Feline Infectious Peritonitis (FIP) is a condition in cats caused by an infection of a coronavirus. It attacks the white blood cells, where the virus grows and mutates, using the cells to transport itself throughout the rest of the cat's body. FIP causes severe inflammation at the infection site and can lead to a variety of symptoms. Here's what you need to know about Feline Infectious Peritonitis.

  1. Kittens and cats older than 14 years of age are most susceptible to Feline Infectious Peritonitis, as their immune systems are more fragile.
  2. The coronavirus that causes FIP can be spread through a cat's saliva or feces. Cats become infected with the virus through direct contact with an infected cat, inhaling the virus or picking it up from a contaminated surface such as furniture, toys, food dishes or carpeting. The virus is not passed down from a mother to her kittens, nor can it be spread through breast milk.
  3. If you have a cat infected with FIP and also have other cats in your household, the chances of the disease spreading are very high. The virus can be killed on household surfaces with most commercial cleaners or detergents or with bleach.
  4. Initial symptoms of Feline Infectious Peritonitis include sneezing, watery eyes and mild respiratory difficulties. Often a mild intestinal infection occurs, causing diarrhea. Most cats who contract the disease recover from it quickly but they remain carriers of the virus. For some cats, however, FIP develops into a fatal disease, and this can occur weeks after the initial infection, or even years later.

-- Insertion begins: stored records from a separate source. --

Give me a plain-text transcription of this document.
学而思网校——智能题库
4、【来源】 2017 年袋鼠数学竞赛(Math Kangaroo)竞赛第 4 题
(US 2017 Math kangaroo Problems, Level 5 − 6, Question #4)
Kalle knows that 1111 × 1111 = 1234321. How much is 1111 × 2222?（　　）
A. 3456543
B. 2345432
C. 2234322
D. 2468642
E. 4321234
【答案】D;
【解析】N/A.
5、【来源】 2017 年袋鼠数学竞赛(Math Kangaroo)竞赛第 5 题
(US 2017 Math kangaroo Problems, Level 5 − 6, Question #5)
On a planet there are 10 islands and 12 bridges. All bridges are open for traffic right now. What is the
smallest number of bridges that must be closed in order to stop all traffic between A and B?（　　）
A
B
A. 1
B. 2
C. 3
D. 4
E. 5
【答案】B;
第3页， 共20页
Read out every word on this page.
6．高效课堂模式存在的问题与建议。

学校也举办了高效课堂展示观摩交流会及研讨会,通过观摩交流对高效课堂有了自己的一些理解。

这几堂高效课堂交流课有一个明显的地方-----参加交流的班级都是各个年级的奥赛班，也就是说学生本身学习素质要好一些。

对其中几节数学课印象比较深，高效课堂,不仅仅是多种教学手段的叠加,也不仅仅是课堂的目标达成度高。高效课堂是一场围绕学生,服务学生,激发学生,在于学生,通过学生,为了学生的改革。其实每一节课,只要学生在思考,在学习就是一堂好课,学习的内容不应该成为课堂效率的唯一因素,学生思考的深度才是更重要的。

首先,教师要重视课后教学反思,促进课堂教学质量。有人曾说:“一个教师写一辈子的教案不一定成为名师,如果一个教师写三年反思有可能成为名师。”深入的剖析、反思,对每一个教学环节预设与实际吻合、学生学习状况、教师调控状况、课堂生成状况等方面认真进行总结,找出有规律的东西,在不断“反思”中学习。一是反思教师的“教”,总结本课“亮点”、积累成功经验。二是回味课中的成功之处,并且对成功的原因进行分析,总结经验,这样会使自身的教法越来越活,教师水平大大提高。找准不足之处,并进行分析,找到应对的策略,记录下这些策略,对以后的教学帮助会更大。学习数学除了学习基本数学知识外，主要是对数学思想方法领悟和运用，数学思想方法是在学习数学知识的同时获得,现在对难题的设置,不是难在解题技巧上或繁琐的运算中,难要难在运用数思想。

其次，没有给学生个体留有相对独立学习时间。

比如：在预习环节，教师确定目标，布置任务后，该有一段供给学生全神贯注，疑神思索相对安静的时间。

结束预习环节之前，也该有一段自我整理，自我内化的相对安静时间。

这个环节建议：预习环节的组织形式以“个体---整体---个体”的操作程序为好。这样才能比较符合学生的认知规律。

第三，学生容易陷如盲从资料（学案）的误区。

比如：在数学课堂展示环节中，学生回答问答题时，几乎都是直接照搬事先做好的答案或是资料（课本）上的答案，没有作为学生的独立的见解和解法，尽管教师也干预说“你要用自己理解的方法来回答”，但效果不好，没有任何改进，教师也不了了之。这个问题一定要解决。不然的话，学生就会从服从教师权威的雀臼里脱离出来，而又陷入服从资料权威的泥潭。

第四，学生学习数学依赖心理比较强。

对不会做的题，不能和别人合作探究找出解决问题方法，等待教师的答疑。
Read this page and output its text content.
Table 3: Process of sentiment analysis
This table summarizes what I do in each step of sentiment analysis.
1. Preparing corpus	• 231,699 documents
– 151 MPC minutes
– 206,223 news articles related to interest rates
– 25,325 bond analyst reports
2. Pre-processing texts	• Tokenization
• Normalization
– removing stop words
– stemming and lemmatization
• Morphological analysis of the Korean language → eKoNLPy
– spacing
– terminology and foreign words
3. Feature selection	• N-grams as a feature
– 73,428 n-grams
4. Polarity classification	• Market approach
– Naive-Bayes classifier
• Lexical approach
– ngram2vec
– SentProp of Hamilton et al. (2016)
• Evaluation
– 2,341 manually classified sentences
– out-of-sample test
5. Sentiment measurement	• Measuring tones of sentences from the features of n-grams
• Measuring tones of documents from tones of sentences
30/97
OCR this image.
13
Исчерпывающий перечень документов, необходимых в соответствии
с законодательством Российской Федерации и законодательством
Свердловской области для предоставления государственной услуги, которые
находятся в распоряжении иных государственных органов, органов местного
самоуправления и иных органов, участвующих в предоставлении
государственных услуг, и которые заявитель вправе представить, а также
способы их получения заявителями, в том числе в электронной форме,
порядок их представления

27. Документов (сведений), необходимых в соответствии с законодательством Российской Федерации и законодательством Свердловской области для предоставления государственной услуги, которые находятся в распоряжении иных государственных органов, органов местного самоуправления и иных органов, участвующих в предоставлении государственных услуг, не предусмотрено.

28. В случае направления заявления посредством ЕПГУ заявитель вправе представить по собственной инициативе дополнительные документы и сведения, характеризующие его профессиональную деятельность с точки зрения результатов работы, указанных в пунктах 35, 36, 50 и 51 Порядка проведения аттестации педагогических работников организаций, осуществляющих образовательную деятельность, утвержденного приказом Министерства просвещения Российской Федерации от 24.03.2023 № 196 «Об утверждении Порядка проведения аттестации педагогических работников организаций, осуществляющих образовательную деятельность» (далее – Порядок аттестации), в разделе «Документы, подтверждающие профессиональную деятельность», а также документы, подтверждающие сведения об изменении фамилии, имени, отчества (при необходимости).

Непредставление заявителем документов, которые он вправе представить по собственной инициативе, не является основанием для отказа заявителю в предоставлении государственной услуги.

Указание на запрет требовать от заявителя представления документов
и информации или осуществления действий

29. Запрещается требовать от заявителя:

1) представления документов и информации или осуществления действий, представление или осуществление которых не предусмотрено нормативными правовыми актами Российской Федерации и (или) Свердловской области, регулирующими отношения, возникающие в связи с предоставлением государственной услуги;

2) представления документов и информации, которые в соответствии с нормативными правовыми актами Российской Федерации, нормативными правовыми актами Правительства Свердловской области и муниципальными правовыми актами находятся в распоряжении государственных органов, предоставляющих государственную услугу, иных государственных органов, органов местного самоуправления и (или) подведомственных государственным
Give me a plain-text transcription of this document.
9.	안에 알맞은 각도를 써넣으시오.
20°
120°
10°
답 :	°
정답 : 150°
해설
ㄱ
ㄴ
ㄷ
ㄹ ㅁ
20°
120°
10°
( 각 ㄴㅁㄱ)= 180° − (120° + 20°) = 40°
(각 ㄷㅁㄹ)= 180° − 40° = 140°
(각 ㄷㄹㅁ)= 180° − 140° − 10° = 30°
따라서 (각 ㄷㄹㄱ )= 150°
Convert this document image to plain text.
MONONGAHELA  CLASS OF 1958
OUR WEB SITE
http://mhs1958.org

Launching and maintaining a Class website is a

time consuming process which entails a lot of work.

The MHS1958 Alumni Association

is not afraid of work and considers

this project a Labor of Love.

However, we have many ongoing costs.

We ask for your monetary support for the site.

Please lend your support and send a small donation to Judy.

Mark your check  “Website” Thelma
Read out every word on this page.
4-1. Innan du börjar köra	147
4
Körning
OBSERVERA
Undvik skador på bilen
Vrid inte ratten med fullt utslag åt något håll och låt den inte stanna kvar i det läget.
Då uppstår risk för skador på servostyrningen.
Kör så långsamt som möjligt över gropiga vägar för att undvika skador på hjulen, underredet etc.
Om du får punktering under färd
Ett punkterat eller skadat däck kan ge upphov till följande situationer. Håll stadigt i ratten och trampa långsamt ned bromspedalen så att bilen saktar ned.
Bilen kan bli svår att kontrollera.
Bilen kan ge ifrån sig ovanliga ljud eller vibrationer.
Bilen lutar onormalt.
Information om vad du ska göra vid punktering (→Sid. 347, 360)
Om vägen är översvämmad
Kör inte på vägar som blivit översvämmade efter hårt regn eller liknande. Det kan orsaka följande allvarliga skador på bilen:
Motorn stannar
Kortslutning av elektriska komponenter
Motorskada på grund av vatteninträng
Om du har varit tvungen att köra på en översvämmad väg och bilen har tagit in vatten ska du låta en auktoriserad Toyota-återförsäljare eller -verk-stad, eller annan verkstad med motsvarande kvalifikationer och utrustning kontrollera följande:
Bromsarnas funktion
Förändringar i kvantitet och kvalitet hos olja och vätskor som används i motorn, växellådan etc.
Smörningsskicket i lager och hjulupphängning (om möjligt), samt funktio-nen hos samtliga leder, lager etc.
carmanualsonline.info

  5. As the disease progresses, other symptoms include hair and weight loss, loss of appetite, digestive problems, depression and high fever. This leads to excessive fluid gathering in the abdomen or chest, making it difficult for the cat to breathe.
  6. Signs of severe Feline Infectious Peritonitis include liver and kidney failure, neurological problems such as disorientation and paralysis, diabetes, vomiting and eye infections that can lead to blindness. Each cat will display different symptoms, depending on the severity of the infection and the particular virus they've contracted.
  7. FIP is an incurable disease. While there is no known treatment for this condition, veterinarians can prescribe medication and therapies to alleviate some of the symptoms and improve quality of life for the cat.
  8. The life expectancy for a cat diagnosed with Feline Infectious Peritonitis ranges from mere days to about eight months. The disease is not spread to other animals or to humans, but is easily passed from cat to cat.